HIV-HCV co-infected patients are particularly concerned by liver disease due to immune activation/inflammation, exposure to antiretroviral agents and evolution of HCV co-infection. Polyphenols contained in coffee have several hepato-protective properties. Elevated coffee consumption has already been associated with a reduced risk of insulin resistance and lower levels of liver enzymes in co-infected patients (Carrieri et al. CID 2014, Carrieri et al. JHEPAT 2013). However its association with overall mortality is unknown. This study aimed to investigate the effect of coffee consumption and other behaviors on mortality risk in HIV-HCV co-infected patients.
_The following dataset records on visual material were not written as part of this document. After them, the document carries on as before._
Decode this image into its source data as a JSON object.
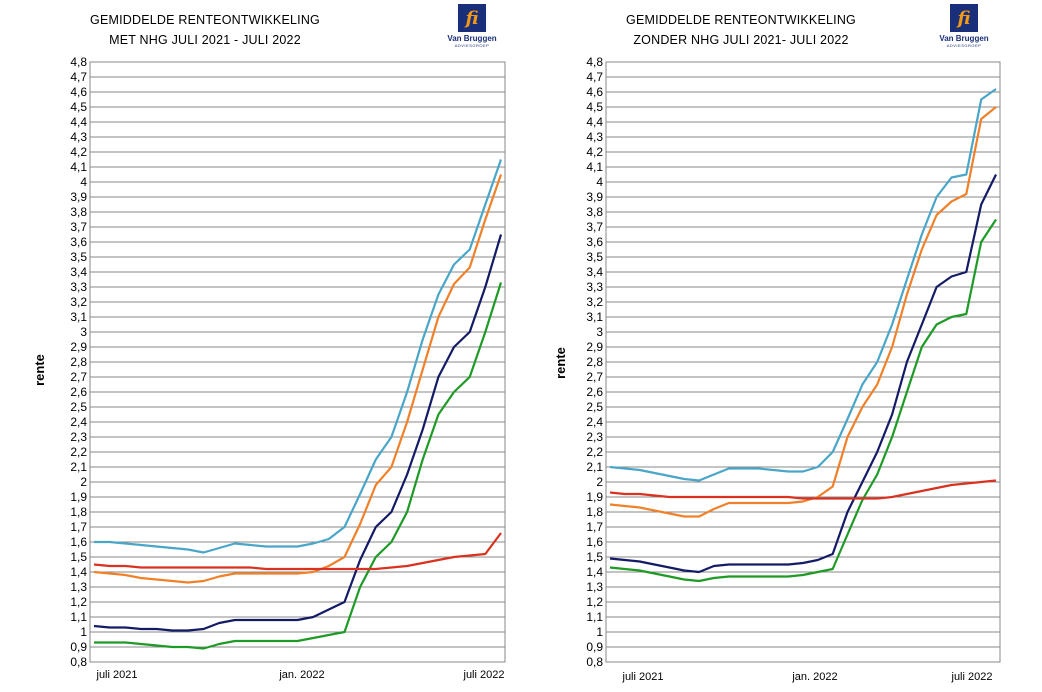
{
  "colors": {
    "lightblue": "#4aa6c9",
    "orange": "#f0812a",
    "navy": "#141b66",
    "green": "#1e9a26",
    "red": "#d93220",
    "grid": "#8a8a8a",
    "logo_blue": "#1a2f7a",
    "logo_orange": "#f29a12"
  },
  "chart_data": [
    {
      "type": "line",
      "title_line1": "GEMIDDELDE RENTEONTWIKKELING",
      "title_line2": "MET NHG  JULI 2021 - JULI 2022",
      "logo_text": "Van Bruggen",
      "logo_sub": "ADVIESGROEP",
      "logo_glyph": "fi",
      "ylabel": "rente",
      "ylim": [
        0.8,
        4.8
      ],
      "ytick_step": 0.1,
      "xtick_labels": [
        "juli 2021",
        "jan. 2022",
        "juli 2022"
      ],
      "x": [
        0,
        2,
        4,
        6,
        8,
        10,
        12,
        14,
        16,
        18,
        20,
        22,
        24,
        26,
        28,
        30,
        32,
        34,
        36,
        38,
        40,
        42,
        44,
        46,
        48,
        50,
        52
      ],
      "series": [
        {
          "name": "lightblue",
          "values": [
            1.6,
            1.6,
            1.59,
            1.58,
            1.57,
            1.56,
            1.55,
            1.53,
            1.56,
            1.59,
            1.58,
            1.57,
            1.57,
            1.57,
            1.59,
            1.62,
            1.7,
            1.92,
            2.15,
            2.3,
            2.6,
            2.95,
            3.25,
            3.45,
            3.55,
            3.85,
            4.15
          ]
        },
        {
          "name": "orange",
          "values": [
            1.4,
            1.39,
            1.38,
            1.36,
            1.35,
            1.34,
            1.33,
            1.34,
            1.37,
            1.39,
            1.39,
            1.39,
            1.39,
            1.39,
            1.4,
            1.44,
            1.5,
            1.72,
            1.98,
            2.1,
            2.4,
            2.75,
            3.1,
            3.32,
            3.43,
            3.75,
            4.05
          ]
        },
        {
          "name": "navy",
          "values": [
            1.04,
            1.03,
            1.03,
            1.02,
            1.02,
            1.01,
            1.01,
            1.02,
            1.06,
            1.08,
            1.08,
            1.08,
            1.08,
            1.08,
            1.1,
            1.15,
            1.2,
            1.48,
            1.7,
            1.8,
            2.05,
            2.35,
            2.7,
            2.9,
            3.0,
            3.3,
            3.65
          ]
        },
        {
          "name": "green",
          "values": [
            0.93,
            0.93,
            0.93,
            0.92,
            0.91,
            0.9,
            0.9,
            0.89,
            0.92,
            0.94,
            0.94,
            0.94,
            0.94,
            0.94,
            0.96,
            0.98,
            1.0,
            1.3,
            1.5,
            1.6,
            1.8,
            2.15,
            2.45,
            2.6,
            2.7,
            3.0,
            3.33
          ]
        },
        {
          "name": "red",
          "values": [
            1.45,
            1.44,
            1.44,
            1.43,
            1.43,
            1.43,
            1.43,
            1.43,
            1.43,
            1.43,
            1.43,
            1.42,
            1.42,
            1.42,
            1.42,
            1.42,
            1.42,
            1.42,
            1.42,
            1.43,
            1.44,
            1.46,
            1.48,
            1.5,
            1.51,
            1.52,
            1.66
          ]
        }
      ]
    },
    {
      "type": "line",
      "title_line1": "GEMIDDELDE RENTEONTWIKKELING",
      "title_line2": "ZONDER NHG JULI 2021- JULI 2022",
      "logo_text": "Van Bruggen",
      "logo_sub": "ADVIESGROEP",
      "logo_glyph": "fi",
      "ylabel": "rente",
      "ylim": [
        0.8,
        4.8
      ],
      "ytick_step": 0.1,
      "xtick_labels": [
        "juli 2021",
        "jan. 2022",
        "juli 2022"
      ],
      "x": [
        0,
        2,
        4,
        6,
        8,
        10,
        12,
        14,
        16,
        18,
        20,
        22,
        24,
        26,
        28,
        30,
        32,
        34,
        36,
        38,
        40,
        42,
        44,
        46,
        48,
        50,
        52
      ],
      "series": [
        {
          "name": "lightblue",
          "values": [
            2.1,
            2.09,
            2.08,
            2.06,
            2.04,
            2.02,
            2.01,
            2.05,
            2.09,
            2.09,
            2.09,
            2.08,
            2.07,
            2.07,
            2.1,
            2.2,
            2.42,
            2.65,
            2.8,
            3.05,
            3.35,
            3.65,
            3.9,
            4.03,
            4.05,
            4.55,
            4.62
          ]
        },
        {
          "name": "orange",
          "values": [
            1.85,
            1.84,
            1.83,
            1.81,
            1.79,
            1.77,
            1.77,
            1.82,
            1.86,
            1.86,
            1.86,
            1.86,
            1.86,
            1.87,
            1.9,
            1.97,
            2.3,
            2.5,
            2.65,
            2.9,
            3.25,
            3.55,
            3.78,
            3.87,
            3.92,
            4.42,
            4.5
          ]
        },
        {
          "name": "navy",
          "values": [
            1.49,
            1.48,
            1.47,
            1.45,
            1.43,
            1.41,
            1.4,
            1.44,
            1.45,
            1.45,
            1.45,
            1.45,
            1.45,
            1.46,
            1.48,
            1.52,
            1.8,
            2.0,
            2.2,
            2.45,
            2.8,
            3.05,
            3.3,
            3.37,
            3.4,
            3.85,
            4.05
          ]
        },
        {
          "name": "green",
          "values": [
            1.43,
            1.42,
            1.41,
            1.39,
            1.37,
            1.35,
            1.34,
            1.36,
            1.37,
            1.37,
            1.37,
            1.37,
            1.37,
            1.38,
            1.4,
            1.42,
            1.65,
            1.88,
            2.05,
            2.3,
            2.6,
            2.9,
            3.05,
            3.1,
            3.12,
            3.6,
            3.75
          ]
        },
        {
          "name": "red",
          "values": [
            1.93,
            1.92,
            1.92,
            1.91,
            1.9,
            1.9,
            1.9,
            1.9,
            1.9,
            1.9,
            1.9,
            1.9,
            1.9,
            1.89,
            1.89,
            1.89,
            1.89,
            1.89,
            1.89,
            1.9,
            1.92,
            1.94,
            1.96,
            1.98,
            1.99,
            2.0,
            2.01
          ]
        }
      ]
    }
  ]
}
The ANRS CO13 HEPAVIH cohort is a French nationwide prospective cohort of HIV-HCV co-infected patients with medical and psycho-social/behavioral data collection using self-administered questionnaires at enrolment (M0) and every 12 months thereafter until M60. The present study’s outcome was all-cause mortality reported between M0 and M60. We used a Cox proportional hazards model to study the effect of coffee consumption on mortality.
Over a median [IQR] follow-up of 5.0 [3.9-5.8] years, 77 deaths occurred among 1,035 eligible patients, corresponding to a mortality rate [95% CI] of 1.64 [1.31-2.05]/100 person-years. Leading causes of death were: related to HCV (including hepatocellular carcinoma, n=33, 43%), to cancers (unrelated to AIDS or HCV) (n=9, 12%), and to AIDS (n=8, 10%). Elevated coffee consumption (≥3 cups/day) was reported by 26.3% of the patients at M0. It was, as a time-varying covariate, significantly associated with a 50% reduced risk of mortality (HR [95%CI] = 0.5 [0.3-1.0], p=0.045), after adjustment for gender and other time-varying factors as follows: precarious housing, having a steady partner, alcohol and tobacco use, HIV stage, CD4+ cell count ≤200/mm3, HCV treatment status (ongoing treatment: HR [95%CI] = 0.9 [0.4-2.1]; treated but not cured: 0.6 [0.3-1.3]; treated and cured: 0.2 [0.1-0.5]; treatment naive: reference).
This study indicates a possible protective effect of elevated coffee intake on mortality in HIV-HCV co-infected patients. This association is independent of HIV immunological status and HCV clearance. As this effect may be mediated by coffee compounds having anti-inflammatory and anti-fibrotic properties, these results underline the need of evaluating the benefits of coffee extracts and supplementing dietary intake of other anti-inflammatory compounds in this population.